Court Opinion

ID: 9795151
Source: CourtListenerOpinion
Date Created: 2023-08-31 03:21:24.850772+00
Date Added: 2024-06-11T08:27:26.686119
License: Public Domain

*689MORENO, J.
I concur in the majority opinion. I write separately to emphasize one aspect of the opinion and its implications for the future of petitioner’s case.
The majority upholds the Governor’s decision denying parole because of his findings on the nature of petitioner’s commitment offense. But as the majority states: “In some circumstances, a denial of parole based upon the nature of the offense alone might rise to the level of a due process violation—for example where no circumstances of the offense reasonably could be considered more aggravated or violent than the minimum necessary to sustain a conviction for that offense. Denial of parole under these circumstances would be inconsistent with the statutory requirement that a parole date normally shall be set ‘in a maimer that will provide uniform terms for offenses of similar gravity and magnitude in respect to their threat to the public. . . .’ (Pen. Code, § 3041, subd. (a).) ‘The Board’s authority to make an exception [to the requirement, of setting a parole date] based on the gravity of a life term inmate’s current or past offenses should not operate so as to swallow the rule that parole is “normally” to be granted. Otherwise, the Board’s case-by-case rulings would destroy the proportionality contemplated by Penal Code section 3041, subdivision (a), and also by the murder statutes, which provide distinct terms of life without possibility of parole, 25 years to life, and 15 years to life for various degrees and kinds of murder. (Pen. Code, § 190 et seq.) [^|] Therefore, a life term offense or any other offenses underlying an indeterminate sentence must be particularly egregious to justify the denial of a parole date.’” (Maj. opn., ante, at p. 683, italics added.) The majority concludes that there was no due process violation in this case because the Governor reasonably found “certain circumstances of petitioner’s offense, as well as his postoffense conduct, . . . involve[d] particularly egregious acts beyond the minimum necessary to sustain a conviction for second degree murder.” (Ibid., italics added.)
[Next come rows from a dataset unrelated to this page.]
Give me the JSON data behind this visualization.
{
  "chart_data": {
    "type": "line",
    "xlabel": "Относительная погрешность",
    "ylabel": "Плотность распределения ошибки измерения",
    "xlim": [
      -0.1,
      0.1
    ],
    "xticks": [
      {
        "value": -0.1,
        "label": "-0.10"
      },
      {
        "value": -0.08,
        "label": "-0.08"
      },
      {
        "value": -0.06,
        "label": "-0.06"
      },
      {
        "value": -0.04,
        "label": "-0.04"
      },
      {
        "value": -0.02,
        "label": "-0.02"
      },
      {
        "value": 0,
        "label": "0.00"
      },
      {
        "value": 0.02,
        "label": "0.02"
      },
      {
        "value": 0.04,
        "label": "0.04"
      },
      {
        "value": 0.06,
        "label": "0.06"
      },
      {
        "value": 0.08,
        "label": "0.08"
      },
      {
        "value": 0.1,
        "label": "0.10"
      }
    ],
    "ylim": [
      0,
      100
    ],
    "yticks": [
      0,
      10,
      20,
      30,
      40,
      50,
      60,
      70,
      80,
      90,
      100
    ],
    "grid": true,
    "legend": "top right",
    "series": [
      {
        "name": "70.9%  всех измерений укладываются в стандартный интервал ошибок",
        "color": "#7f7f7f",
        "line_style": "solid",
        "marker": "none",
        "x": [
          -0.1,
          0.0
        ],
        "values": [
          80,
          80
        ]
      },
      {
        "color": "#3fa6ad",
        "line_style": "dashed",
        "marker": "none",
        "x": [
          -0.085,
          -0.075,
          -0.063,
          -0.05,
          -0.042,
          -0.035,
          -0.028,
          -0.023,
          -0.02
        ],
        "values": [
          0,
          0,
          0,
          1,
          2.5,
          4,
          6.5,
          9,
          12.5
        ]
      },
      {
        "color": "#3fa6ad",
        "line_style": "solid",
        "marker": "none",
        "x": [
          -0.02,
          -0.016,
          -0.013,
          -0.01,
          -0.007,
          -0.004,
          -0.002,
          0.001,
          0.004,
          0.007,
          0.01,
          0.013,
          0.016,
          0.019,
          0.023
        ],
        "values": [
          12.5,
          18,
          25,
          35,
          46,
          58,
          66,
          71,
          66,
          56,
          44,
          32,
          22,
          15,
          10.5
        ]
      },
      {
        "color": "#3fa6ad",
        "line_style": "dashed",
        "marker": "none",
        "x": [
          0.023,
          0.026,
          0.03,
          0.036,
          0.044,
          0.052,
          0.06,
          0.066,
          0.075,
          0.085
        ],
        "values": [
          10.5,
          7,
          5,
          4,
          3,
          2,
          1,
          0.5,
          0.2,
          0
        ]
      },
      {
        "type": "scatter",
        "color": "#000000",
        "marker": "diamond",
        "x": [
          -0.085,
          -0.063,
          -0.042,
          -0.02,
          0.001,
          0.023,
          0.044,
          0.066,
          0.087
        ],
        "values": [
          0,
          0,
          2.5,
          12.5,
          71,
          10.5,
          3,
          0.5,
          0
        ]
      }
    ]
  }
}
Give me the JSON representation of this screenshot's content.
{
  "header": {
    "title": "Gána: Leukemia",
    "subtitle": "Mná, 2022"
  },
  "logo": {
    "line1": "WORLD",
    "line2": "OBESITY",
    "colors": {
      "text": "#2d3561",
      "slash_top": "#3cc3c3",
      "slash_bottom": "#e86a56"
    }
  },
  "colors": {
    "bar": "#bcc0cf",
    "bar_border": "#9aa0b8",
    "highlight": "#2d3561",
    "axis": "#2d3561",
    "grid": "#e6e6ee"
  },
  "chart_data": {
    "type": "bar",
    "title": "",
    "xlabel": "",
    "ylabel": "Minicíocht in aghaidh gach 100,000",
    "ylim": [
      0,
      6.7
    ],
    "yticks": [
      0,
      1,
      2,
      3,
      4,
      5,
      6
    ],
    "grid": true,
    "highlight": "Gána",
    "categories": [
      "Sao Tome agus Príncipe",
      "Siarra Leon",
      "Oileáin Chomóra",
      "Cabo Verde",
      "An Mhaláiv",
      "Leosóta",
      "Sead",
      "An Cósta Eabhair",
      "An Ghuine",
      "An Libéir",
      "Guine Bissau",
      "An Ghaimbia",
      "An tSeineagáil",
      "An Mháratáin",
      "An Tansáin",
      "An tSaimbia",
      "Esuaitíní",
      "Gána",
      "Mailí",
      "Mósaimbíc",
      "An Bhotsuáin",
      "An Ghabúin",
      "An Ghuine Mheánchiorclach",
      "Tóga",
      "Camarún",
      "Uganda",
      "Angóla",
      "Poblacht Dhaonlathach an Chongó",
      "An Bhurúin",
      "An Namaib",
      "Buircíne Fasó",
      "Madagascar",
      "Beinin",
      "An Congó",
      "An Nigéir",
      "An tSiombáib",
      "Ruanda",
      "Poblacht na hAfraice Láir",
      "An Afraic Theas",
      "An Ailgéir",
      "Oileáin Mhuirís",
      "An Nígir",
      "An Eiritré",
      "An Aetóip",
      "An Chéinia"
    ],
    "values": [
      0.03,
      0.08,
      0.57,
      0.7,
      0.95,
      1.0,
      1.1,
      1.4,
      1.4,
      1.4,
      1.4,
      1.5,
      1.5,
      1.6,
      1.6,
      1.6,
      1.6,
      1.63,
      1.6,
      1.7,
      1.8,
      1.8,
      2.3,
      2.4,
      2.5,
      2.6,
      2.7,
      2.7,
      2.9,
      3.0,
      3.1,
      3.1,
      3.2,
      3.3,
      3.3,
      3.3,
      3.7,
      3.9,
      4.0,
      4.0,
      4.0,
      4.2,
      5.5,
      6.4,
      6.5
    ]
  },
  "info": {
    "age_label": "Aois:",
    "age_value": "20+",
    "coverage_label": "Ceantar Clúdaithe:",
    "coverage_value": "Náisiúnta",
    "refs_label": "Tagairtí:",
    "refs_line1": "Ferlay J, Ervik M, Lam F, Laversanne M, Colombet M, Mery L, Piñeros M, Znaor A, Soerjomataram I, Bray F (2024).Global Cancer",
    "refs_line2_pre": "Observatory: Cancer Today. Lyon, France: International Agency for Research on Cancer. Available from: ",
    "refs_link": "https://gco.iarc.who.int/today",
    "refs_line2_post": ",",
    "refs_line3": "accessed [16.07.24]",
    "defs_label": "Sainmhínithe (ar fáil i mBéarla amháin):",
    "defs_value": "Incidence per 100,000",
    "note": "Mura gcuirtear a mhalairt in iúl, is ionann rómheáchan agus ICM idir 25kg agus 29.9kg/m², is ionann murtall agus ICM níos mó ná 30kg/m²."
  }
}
The Governor’s primary reason for finding the circumstances of petitioner’s offense particularly egregious is that it involved premeditation and deliberation, and that, as the Governor stated, the petitioner “should be grateful that he was not convicted of first degree murder.” Although I agree that evidence of premeditation and deliberation supports the conclusion that petitioner’s crime was particularly egregious for a second degree murder, it is another matter whether any evidence would support the same conclusion for a first degree murder. Other than felony murders, first degree murders by definition involve premeditation and deliberation. Moreover, there was sufficient doubt over whether premeditation and deliberation existed to persuade a jury to acquit petitioner of first degree murder. Furthermore, petitioner’s offense did not appear to partake of any of those characteristics that *690make an offense particularly egregious under the Board of Prison Terms’ parole eligibility matrix for first degree murders, e.g., torture, the infliction of severe trauma not involving immediate death, or murder for hire. (Cal. Code Regs., tit. 15, § 2403, subd. (b).) Nor is it certain that petitioner’s lack of remorse immediately following the crime, by itself, would make the crime exceptional compared to other first degree murders.
The significance of the above observations is this: there will come a point, which already may have arrived, when petitioner would have become eligible for parole if he had been convicted of first degree murder. Once petitioner reaches that point, it is appropriate to consider whether his offense would still be considered especially egregious for a first degree murder in order to promote the parole statute’s goal of proportionality between the length of sentence and the seriousness of the offense. (See In re Ramirez (2001) 94 Cal.App.4th 549, 570-571 [114 Cal.Rptr.2d 381] [in conducting parole proportionality analysis, the court considers the gravity of the offense in relation to the time in prison already served].) Under this circumstance, the justification for denying his parole would become less clear, even under the deferential “some evidence” standard. Thus, future denials of petitioner’s parole may warrant judicial reappraisal.